When either -update or -overwrite is specified, the contents of the source-directories are copied to target, and not the source directories themselves. Thus:

distcp -update hdfs://nn1:8020/source/first hdfs://nn1:8020/source/second hdfs://nn2:8020/target


would yield the following contents in /target:

hdfs://nn2:8020/target/1
hdfs://nn2:8020/target/2
hdfs://nn2:8020/target/10
hdfs://nn2:8020/target/20


By extension, if both source folders contained a file with the same name (say, 0), then both sources would map an entry to /target/0 at the destination. Rather than to permit this conflict, DistCp will abort.

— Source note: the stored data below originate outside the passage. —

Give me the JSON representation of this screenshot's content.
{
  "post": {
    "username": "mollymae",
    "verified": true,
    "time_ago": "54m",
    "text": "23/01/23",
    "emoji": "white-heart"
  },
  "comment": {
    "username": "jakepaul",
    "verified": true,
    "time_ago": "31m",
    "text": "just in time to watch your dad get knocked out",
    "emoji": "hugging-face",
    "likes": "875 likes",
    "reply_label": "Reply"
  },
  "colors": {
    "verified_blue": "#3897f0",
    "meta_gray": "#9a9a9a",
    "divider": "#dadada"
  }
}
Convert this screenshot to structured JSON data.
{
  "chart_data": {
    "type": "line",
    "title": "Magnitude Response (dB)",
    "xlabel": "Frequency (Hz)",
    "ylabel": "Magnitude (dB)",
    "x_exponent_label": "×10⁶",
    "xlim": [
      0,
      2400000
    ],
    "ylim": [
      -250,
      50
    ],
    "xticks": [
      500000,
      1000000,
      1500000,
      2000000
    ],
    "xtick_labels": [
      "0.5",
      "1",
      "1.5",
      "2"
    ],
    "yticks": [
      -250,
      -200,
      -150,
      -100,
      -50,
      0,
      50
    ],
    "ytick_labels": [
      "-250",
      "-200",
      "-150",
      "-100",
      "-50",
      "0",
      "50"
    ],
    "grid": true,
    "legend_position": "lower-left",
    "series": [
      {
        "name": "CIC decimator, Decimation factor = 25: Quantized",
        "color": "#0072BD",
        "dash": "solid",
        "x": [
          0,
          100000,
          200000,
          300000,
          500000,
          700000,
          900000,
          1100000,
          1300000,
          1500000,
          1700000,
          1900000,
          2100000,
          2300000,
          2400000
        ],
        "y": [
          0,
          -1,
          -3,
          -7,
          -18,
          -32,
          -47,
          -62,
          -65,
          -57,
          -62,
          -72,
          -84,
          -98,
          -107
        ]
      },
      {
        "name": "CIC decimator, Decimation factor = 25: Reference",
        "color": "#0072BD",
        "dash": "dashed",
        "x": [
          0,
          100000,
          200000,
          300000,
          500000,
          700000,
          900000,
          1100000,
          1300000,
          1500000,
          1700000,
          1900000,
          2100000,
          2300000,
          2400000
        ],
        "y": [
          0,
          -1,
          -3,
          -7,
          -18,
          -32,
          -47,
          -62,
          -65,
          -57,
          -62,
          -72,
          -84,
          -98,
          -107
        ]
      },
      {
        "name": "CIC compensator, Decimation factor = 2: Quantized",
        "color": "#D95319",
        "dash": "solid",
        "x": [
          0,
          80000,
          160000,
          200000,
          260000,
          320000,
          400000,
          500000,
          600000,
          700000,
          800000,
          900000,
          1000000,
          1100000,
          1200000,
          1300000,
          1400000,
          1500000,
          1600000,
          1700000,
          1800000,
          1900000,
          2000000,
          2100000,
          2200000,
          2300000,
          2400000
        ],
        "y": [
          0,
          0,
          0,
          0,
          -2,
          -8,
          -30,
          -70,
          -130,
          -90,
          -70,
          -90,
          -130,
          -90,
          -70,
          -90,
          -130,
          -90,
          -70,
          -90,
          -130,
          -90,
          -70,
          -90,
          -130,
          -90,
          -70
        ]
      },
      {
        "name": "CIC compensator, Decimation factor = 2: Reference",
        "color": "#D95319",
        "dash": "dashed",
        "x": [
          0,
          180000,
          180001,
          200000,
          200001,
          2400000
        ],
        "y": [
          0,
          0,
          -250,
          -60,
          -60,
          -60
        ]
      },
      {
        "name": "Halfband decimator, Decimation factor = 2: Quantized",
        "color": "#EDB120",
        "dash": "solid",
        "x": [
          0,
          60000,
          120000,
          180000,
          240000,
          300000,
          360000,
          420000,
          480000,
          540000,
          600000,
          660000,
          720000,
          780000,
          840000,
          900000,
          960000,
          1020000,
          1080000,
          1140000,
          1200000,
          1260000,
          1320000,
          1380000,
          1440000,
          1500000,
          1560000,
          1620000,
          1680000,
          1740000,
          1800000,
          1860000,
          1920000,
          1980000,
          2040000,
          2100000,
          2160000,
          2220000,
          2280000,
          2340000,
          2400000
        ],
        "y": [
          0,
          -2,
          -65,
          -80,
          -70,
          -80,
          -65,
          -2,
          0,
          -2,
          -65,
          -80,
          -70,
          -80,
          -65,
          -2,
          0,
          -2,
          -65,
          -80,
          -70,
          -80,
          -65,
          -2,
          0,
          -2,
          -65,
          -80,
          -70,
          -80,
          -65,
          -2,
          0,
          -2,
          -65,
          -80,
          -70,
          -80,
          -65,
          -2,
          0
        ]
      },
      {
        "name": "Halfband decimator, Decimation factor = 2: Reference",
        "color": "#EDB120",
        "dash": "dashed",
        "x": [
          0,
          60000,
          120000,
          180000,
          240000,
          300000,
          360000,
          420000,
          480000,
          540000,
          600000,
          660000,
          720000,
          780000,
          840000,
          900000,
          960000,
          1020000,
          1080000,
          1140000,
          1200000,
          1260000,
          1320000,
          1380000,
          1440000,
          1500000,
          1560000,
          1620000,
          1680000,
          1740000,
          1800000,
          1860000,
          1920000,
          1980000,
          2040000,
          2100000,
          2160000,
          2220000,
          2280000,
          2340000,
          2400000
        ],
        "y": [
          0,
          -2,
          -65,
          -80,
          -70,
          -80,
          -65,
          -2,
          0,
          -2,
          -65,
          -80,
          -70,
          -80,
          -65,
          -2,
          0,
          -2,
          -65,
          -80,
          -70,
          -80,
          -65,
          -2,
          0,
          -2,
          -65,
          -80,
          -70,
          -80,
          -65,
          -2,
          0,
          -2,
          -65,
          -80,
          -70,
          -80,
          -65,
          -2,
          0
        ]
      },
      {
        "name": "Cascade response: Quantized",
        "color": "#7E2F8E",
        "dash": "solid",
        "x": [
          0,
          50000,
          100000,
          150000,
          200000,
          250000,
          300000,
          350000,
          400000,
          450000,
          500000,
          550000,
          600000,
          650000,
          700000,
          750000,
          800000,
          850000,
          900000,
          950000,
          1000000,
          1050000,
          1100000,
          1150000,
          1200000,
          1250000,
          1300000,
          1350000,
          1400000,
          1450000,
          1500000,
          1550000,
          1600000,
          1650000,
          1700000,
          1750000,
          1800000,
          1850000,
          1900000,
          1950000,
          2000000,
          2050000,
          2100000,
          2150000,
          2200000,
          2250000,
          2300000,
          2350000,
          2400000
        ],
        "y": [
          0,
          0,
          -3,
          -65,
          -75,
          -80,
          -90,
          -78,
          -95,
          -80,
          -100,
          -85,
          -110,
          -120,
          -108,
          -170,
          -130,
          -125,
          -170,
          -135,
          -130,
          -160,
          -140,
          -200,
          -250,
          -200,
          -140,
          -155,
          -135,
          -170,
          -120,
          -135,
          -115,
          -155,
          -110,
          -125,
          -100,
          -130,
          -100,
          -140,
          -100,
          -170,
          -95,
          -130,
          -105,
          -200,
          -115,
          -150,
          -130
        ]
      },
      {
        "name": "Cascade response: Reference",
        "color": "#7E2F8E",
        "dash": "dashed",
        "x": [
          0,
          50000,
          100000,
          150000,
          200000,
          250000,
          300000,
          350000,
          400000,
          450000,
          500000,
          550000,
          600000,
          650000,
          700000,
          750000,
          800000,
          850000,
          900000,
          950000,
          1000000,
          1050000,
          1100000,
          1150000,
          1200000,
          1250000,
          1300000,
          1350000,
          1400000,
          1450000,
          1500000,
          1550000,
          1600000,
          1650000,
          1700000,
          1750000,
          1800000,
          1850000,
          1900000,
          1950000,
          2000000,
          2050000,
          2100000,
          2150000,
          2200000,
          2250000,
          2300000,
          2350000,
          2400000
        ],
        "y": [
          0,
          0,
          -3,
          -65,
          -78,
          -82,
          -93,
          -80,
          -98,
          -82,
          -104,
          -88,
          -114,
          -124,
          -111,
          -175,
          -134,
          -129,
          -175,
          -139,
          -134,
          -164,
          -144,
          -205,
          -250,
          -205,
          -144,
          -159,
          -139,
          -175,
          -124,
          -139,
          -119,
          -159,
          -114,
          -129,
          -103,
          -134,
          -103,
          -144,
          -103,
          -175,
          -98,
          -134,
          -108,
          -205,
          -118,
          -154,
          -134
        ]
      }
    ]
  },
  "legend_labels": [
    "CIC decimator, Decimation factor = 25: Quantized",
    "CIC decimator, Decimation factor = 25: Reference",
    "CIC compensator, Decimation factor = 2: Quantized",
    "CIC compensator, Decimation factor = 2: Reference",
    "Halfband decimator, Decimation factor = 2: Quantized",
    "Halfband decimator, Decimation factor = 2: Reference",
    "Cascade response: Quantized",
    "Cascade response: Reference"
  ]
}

Now, consider the following copy operation:

distcp hdfs://nn1:8020/source/first hdfs://nn1:8020/source/second hdfs://nn2:8020/target


With sources/sizes:

hdfs://nn1:8020/source/first/1 32
hdfs://nn1:8020/source/first/2 32
hdfs://nn1:8020/source/second/10 64
hdfs://nn1:8020/source/second/20 32


And destination/sizes:

hdfs://nn2:8020/target/1 32
hdfs://nn2:8020/target/10 32
hdfs://nn2:8020/target/20 64


Will effect:

hdfs://nn2:8020/target/1 32
hdfs://nn2:8020/target/2 32
hdfs://nn2:8020/target/10 64
hdfs://nn2:8020/target/20 32


1 is skipped because the file-length and contents match. 2 is copied because it doesn't exist at the target. 10 and 20 are overwritten since the contents don't match the source.

If -update is used, 1 is overwritten as well.